The Moores also assert in their brief that neither Tyson nor Douthit is entitled to § 14 immunity as to the claims asserted against them in their individual capacities. The Moores argue that Ex parte Cranman "decline[d] to label all discretionary acts by an agent of the State, or all acts by such an agent involving skill or judgment, as ‘immune’ simply because the State has empowered the agent to act." The Moores’ brief at p. 18. The Moores argue that Barnhart v. Ingalls, 275 So. 3d 1112 (Ala. 2018), and Ex parte Wilcox County Board of Education, 279 So. 3d 1135 (Ala. 2018), which Tyson and Douthit relied upon in their summary-judgment motions, are distinguishable from the present case. We need not consider this argument, however, because we are affirming the summary judgment as to the individual-capacity claims based on our holding that Tyson and Douthit are entitled to State-agent immunity. See Liberty Nat'l Life Ins.

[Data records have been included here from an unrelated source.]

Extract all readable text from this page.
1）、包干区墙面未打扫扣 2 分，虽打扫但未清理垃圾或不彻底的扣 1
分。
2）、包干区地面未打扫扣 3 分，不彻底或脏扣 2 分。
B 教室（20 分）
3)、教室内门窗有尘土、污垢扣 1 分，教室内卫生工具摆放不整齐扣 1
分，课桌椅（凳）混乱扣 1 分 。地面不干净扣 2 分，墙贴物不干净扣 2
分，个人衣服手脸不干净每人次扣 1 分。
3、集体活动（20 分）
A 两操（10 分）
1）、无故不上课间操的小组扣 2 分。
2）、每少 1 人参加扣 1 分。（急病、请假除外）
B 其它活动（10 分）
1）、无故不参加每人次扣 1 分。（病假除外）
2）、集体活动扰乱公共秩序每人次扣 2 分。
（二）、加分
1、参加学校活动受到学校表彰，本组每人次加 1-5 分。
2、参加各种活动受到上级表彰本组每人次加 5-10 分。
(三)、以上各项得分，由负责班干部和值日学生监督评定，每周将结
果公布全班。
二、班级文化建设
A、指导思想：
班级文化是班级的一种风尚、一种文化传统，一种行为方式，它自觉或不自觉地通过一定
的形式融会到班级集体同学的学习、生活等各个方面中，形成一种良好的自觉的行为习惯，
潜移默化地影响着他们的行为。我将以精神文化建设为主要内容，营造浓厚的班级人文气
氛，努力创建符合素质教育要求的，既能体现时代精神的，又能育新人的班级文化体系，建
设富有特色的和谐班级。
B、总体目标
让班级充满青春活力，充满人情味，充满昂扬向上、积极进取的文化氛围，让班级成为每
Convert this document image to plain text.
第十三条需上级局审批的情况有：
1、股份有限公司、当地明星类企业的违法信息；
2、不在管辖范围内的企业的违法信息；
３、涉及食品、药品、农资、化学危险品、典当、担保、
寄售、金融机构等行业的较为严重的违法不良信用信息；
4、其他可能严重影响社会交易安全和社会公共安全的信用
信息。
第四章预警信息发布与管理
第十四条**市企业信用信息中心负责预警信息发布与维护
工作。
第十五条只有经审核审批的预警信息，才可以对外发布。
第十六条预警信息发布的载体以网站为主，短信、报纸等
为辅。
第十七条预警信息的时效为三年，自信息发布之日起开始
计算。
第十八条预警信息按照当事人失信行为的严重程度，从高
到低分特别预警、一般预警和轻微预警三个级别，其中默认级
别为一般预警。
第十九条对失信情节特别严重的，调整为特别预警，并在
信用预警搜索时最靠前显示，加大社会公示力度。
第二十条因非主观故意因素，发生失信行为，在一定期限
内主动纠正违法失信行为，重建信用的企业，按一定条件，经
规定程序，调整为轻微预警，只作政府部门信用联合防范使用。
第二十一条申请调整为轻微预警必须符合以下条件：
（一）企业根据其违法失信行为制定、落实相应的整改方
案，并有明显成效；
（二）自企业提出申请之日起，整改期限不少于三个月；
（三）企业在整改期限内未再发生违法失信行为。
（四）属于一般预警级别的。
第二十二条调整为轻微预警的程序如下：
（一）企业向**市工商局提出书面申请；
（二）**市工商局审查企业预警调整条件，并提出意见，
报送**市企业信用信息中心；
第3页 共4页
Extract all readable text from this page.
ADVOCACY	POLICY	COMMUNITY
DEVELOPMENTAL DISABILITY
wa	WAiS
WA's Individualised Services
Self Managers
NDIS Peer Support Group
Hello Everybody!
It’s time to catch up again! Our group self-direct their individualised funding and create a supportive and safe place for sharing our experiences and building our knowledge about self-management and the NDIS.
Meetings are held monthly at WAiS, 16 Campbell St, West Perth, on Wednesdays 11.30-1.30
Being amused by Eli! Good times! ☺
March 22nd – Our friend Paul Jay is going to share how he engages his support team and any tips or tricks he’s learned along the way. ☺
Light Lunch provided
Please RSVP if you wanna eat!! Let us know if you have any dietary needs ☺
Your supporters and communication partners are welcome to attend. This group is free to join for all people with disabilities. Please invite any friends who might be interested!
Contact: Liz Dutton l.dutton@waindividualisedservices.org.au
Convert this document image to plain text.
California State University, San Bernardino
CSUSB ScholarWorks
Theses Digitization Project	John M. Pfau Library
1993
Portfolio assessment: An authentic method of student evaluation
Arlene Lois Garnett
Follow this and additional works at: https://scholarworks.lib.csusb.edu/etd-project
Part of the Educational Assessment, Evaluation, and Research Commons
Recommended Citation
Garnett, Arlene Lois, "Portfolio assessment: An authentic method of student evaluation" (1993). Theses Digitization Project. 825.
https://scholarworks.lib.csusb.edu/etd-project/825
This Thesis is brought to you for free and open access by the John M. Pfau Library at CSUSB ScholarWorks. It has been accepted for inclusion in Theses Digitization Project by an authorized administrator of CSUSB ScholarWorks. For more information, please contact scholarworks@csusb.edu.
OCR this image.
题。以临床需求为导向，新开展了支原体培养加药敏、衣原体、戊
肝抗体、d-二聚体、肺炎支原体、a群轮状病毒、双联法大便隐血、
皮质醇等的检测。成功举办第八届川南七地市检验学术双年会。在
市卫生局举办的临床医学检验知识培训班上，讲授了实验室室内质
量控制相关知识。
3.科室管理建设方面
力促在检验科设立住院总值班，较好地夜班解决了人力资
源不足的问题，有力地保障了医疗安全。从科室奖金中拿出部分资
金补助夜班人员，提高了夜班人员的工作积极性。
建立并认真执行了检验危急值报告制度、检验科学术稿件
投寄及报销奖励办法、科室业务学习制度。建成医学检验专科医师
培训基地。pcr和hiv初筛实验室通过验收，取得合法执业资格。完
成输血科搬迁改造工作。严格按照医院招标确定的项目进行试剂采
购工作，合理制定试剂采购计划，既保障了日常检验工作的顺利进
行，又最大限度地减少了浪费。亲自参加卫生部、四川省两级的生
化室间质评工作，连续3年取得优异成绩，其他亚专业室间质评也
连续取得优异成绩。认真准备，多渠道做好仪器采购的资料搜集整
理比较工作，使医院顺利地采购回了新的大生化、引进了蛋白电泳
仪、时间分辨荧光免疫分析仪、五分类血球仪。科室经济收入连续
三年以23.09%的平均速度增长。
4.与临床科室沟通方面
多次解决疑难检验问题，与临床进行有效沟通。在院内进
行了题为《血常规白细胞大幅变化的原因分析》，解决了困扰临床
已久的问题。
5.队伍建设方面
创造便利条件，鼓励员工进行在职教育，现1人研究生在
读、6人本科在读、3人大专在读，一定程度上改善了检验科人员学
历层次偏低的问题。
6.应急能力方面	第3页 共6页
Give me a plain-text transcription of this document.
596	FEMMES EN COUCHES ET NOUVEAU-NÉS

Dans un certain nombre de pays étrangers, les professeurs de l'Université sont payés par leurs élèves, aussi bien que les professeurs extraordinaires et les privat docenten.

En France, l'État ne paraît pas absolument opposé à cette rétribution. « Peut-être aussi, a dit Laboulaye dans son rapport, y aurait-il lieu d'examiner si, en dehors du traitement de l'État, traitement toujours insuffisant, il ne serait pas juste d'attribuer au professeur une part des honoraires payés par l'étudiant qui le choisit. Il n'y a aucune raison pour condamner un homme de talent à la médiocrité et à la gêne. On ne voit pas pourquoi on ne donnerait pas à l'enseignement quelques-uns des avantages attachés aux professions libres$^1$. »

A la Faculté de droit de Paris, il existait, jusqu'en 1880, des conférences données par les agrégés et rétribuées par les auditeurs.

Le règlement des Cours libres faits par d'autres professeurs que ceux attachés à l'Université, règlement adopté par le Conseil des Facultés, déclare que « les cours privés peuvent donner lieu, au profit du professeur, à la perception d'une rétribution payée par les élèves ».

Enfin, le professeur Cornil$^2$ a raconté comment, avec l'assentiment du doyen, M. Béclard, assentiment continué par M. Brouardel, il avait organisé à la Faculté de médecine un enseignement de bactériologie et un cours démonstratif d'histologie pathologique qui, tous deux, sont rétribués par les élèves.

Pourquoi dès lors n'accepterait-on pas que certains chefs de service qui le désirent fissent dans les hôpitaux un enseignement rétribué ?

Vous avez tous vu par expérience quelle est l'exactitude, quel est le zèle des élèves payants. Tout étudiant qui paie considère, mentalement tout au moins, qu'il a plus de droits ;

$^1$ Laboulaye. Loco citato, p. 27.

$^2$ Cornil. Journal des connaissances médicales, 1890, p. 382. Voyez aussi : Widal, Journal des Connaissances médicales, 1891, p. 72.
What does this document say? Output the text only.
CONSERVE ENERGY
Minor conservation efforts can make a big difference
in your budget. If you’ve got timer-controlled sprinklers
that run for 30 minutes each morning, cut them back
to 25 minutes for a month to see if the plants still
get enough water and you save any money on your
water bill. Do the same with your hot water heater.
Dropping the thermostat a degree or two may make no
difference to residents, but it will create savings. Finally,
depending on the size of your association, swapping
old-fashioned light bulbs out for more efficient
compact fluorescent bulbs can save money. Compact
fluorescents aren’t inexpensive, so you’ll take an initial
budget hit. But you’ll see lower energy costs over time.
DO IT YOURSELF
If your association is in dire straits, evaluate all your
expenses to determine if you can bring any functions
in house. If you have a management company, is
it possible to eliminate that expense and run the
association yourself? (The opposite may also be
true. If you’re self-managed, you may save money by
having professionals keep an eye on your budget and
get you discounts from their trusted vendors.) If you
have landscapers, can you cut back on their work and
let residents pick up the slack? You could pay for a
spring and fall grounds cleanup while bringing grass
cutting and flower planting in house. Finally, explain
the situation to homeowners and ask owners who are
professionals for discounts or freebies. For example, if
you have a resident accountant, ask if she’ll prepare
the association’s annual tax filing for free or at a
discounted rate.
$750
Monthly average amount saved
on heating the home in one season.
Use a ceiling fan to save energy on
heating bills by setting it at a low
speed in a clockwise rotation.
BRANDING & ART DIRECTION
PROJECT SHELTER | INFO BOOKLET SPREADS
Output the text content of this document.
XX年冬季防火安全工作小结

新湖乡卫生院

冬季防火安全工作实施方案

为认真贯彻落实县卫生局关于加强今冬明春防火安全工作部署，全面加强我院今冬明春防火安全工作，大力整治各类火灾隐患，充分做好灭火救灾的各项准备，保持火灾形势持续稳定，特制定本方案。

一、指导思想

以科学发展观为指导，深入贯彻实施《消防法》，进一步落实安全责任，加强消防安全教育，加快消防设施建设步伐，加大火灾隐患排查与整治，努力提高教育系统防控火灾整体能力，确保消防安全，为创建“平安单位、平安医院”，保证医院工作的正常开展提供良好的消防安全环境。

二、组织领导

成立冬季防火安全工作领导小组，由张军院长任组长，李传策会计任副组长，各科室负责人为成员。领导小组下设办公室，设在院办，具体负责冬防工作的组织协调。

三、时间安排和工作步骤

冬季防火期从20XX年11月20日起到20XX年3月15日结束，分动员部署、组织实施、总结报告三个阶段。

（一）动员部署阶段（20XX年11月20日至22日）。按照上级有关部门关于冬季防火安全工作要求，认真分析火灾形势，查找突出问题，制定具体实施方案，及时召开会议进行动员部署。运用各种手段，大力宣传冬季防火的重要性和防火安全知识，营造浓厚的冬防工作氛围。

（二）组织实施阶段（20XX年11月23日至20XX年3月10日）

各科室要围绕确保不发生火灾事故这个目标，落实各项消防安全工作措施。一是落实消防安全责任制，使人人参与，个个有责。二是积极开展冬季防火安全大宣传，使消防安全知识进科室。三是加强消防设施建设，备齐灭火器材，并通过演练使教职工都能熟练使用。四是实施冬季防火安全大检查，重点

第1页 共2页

Co. v. University of Alabama Health Servs. Found., P.C., 881 So. 2d 1013, 1020 (Ala. 2003) (explaining that an appellate court can affirm a trial court's judgment based on "any valid legal ground presented by the record").
Conclusion
The Moores have not demonstrated that the trial court erred in entering a summary judgment in favor of Tyson and Douthit based on immunity. Accordingly, we affirm the trial court's summary judgment.
AFFIRMED.
Parker, C.J., and Bolin, Wise, and Sellers, JJ., concur.